10. The speech recognition method of claim 8, wherein forming a linked list of hypothesis sets for storing companion hypotheses in the expanding process comprises:

when the hash table of the re-scoring state is used to query the corresponding edge and state of the input symbol and only the corresponding edge is queried,

directing a jump state from the rescored state to a next state pointed to by the queried edge;

replacing the hypothesis set of the target token with a new companion hypothesis set;

calculating a score for the new companion hypothesis set as the sum of the scores: the score of the currently traversed companion hypothesis set, the acoustic model score of the currently traversed edge, the language model score of the currently traversed edge, and the language model score corresponding to the currently queried edge.

11. The speech recognition method of claim 6, further comprising:

when the existing companion assumption set for the next token is not empty,

if an assumption set exists in the companion assumption set in the next token and the state of the first companion assumption set of the existing assumption set is the same as that of the first companion assumption set of the assumption set linked list, merging the existing assumption set and the companion assumption set in the assumption set linked list according to the order of scores from small to large,

and if the state of the first companion hypothesis set of the existing hypothesis set is different from that of the first companion hypothesis set of the hypothesis set linked list, inserting the hypothesis set linked list into the hypothesis set of the next token according to the scoring sequence of the head part of the companion hypothesis set.
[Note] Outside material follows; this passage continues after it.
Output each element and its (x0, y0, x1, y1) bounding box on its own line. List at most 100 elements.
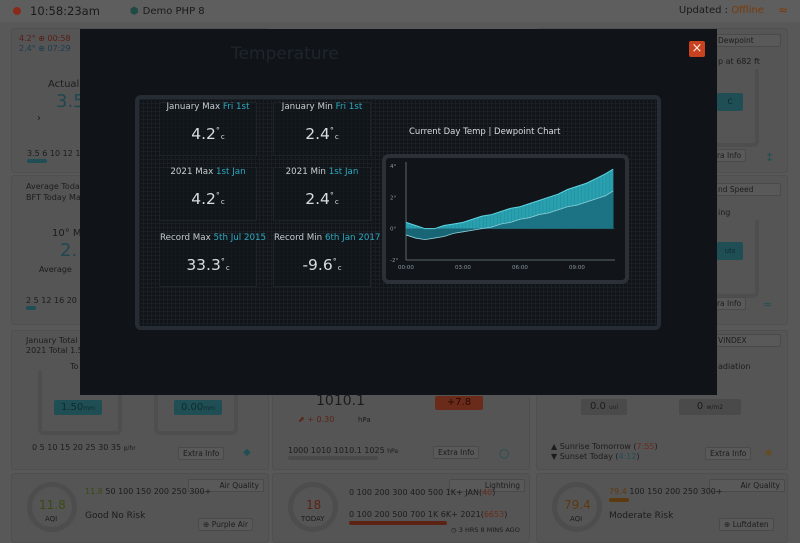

12. A speech recognition system, the system comprising:

the sampling analog/digital conversion module is used for acquiring a voice signal in an analog form and processing the voice signal in the analog form to form a voice signal in a digital form;

the decoder is used for splitting an original language model into a low-order language model and a differential language model, wherein the order of the low-order language model is lower than that of the original language model, and the differential language model is the difference between the original language model and the low-order language model;

the decoder is used for decoding the speech signal to obtain a decoding path and a corresponding score by using a first decoding network formed based on the low-level language model, and,

the decoder is used for re-scoring the decoding path by using a second decoding network formed based on the differential language model;

and the decoder is used for outputting the output symbols included by the decoding paths meeting the scoring conditions as recognition results so as to form corresponding voice recognition results.

13. A speech recognition system, characterized in that the speech recognition system comprises:

a memory for storing executable instructions;

a processor for implementing the speech recognition method of any one of claims 1 to 11 when executing the executable instructions stored by the memory.

14. A computer-readable storage medium storing executable instructions, wherein the executable instructions, when executed by a processor, implement the speech recognition method of any one of claims 1 to 11.